In 2012 the United Nations Mine Action Service has received appeals for funding for various Explosive Remnants of War clearance programmes reaching US$29.9 million, as of August 2012 they are US$25.1 million short of this target. Do we care about Assad’s cluster bombs?
Adding to a growing list of human right violations the Assad regime of Syria is now confirmed to have used cluster bombs in civilian areas. In response to a video and accusations that surfaced on a blog human rights organisations and reporters scrambled to verify whether cluster bombs had, in fact, been used in Syria. Human Rights Watch has recently verified the allegations.
Why do cluster bombs matter when President Bashar Al-Assad has already garnered such a substantial record of human rights violations accusations? To begin with, the use of cluster bombs indicates a further flouting of humanitarian conventions by the Assad regime in its conflict with rebel forces. Already the regime has been accused of massacres in Houla and more recently Tremesh. It has responded to these indictments by denying that any massacres occurred, claiming that force was used only to put down an unlawful uprising, or by indicating that terrorists were responsible for the involved atrocities. Whether or not you believe these responses, they are potentially viable defences.
The use of cluster bombs in civilian areas, however, cannot be justified by asserting that rebels were being targeted. Widely, although not universally, accepted the Convention on Cluster Munitions (CCM) carries with it a massive weight of stigmatization for any country, including a non-signator, that uses them in a civilian area.
Opposition to cluster bombs is not founded so much on the effect of the bomblets that explode, but rather on the threat posed by those that do not. Unexploded bomblets remain after the conflict acting as de facto landmines. Their shape and colour often entices children to play with them. Their metal content may attract scavengers, particularly in a war-ravaged economy. The heavy toll that these indiscriminate weapons take on civilian populations outweighs, according to the CCM, any strategic benefit they may provide.
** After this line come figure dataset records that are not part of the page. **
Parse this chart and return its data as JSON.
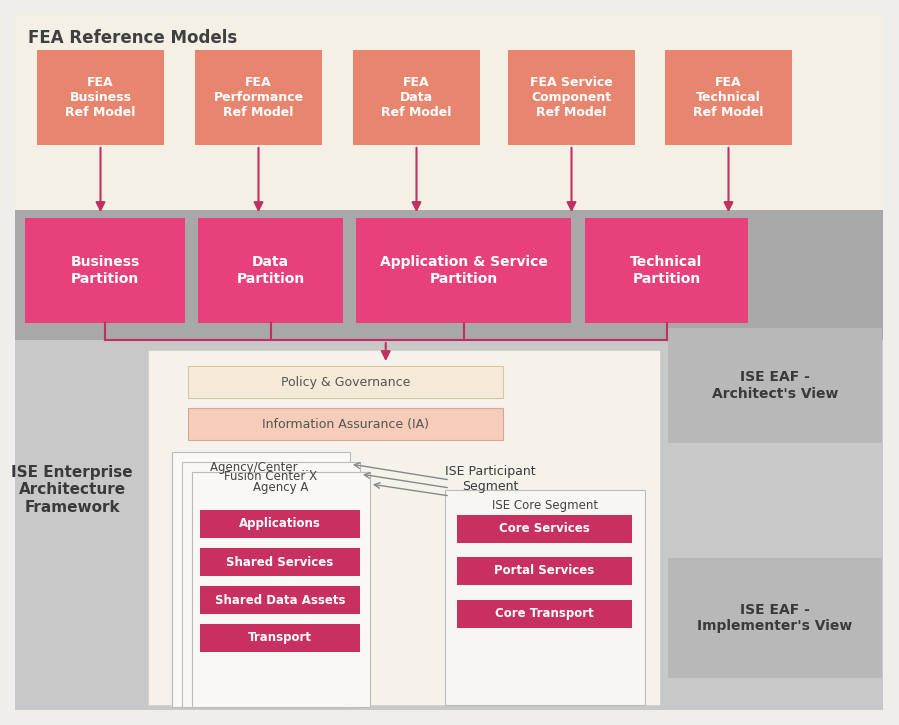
{
  "bg_color": "#f0eeeb",
  "fea_bg": "#f5f0e6",
  "fea_box_color": "#e8856e",
  "fea_title": "FEA Reference Models",
  "fea_boxes": [
    "FEA\nBusiness\nRef Model",
    "FEA\nPerformance\nRef Model",
    "FEA\nData\nRef Model",
    "FEA Service\nComponent\nRef Model",
    "FEA\nTechnical\nRef Model"
  ],
  "arch_bg": "#a8a8a8",
  "partition_color": "#e8407a",
  "partition_boxes": [
    "Business\nPartition",
    "Data\nPartition",
    "Application & Service\nPartition",
    "Technical\nPartition"
  ],
  "ise_eaf_arch_label": "ISE EAF -\nArchitect's View",
  "lower_bg": "#c8c8c8",
  "policy_bg": "#f5ead8",
  "policy_label": "Policy & Governance",
  "ia_bg": "#f5cdb8",
  "ia_label": "Information Assurance (IA)",
  "left_label": "ISE Enterprise\nArchitecture\nFramework",
  "stacked_labels": [
    "Agency/Center ...",
    "Fusion Center X",
    "Agency A"
  ],
  "participant_label": "ISE Participant\nSegment",
  "agency_boxes": [
    "Applications",
    "Shared Services",
    "Shared Data Assets",
    "Transport"
  ],
  "core_segment_label": "ISE Core Segment",
  "core_boxes": [
    "Core Services",
    "Portal Services",
    "Core Transport"
  ],
  "ise_eaf_impl_label": "ISE EAF -\nImplementer's View",
  "arrow_color": "#c03060",
  "gray_arrow": "#888888",
  "panel_bg": "#f5f2ec",
  "core_panel_bg": "#f5f2ec",
  "pink_box": "#c83060"
}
The effects of cluster munitions use on the terrain lasts long after the bombs have been dropped. Like areas that have been mined, those struck by cluster bombs cannot be used even after conflict ends until lengthy and expensive clearance has occurred. Post-conflict redevelopment of land and, more importantly, the return of people to their homes and normal lives in Syria may thus be delayed for years. Even 6 years after the Lebanon-Israeli war areas of Lebanon are yet to be opened to resettlement and redevelopment as a result of cluster bomb use by Israel. Based on current clearance rates it will take approximately another 6 years for the remaining 758 contaminated areas in Lebanon to be made safe. A 2008 study by Landmine Action put the cost in lost agricultural productivity in Lebanon due to cluster munitions contamination at US$22.6 million.
The effects of Assad’s use of cluster bombs on Syria’s economy will also be long lasting. Post-conflict mine and cluster munition clearance will need to be undertaken. Due to the cost of this activity and to the fact that Syria’s economy has been crippled, donor countries will most likely be involved. In 2011 such countries provided US$22.7 million for clearance of explosive remnants of war (ERW), including cluster munitions from government dropped bombs, in Libya. However, according to organizations involved in ERW removal, this amount has not been nearly enough to complete the involved tasks. For 2012 the United Nations Mine Action Service has received appeals for funding for various ERW clearance programmes reaching US$29.9 million, as of August 2012 they are US$25.1 million short of this target.
Cluster bomb remnants in Syria will hold up development projects until clearance is completed. The international community will most likely be forced to pay the bill or to leave Syria hobbled. Sluggish economic growth and a large number of displaced people, problems worsened by cluster munition contamination, will increase the likelihood of continued conflict that might spread to other parts of the region despite hopes of the international community to keep it contained.
Finally, the use of cluster munitions further debases President Assad’s claims that he is just trying to hold his country together in the face of an illegitimate rebellion. The President’s decision to employ this type of weapon acts as a strong and irrefutable indication of the government’s disregard for the long-term well-being of the people. It provides further evidence that the maintenance of power at any cost is this regime’s top priority. Although not as horrifying or headline grabbing as his slaughter of women and children, the use of cluster bombs is a strong indicator of Assad’s ruthlessness.
Cluster bombs will continue to harm the Syrian people and disrupt their lives long after the battle has ended, presenting one more challenge to a society that has already faced too many.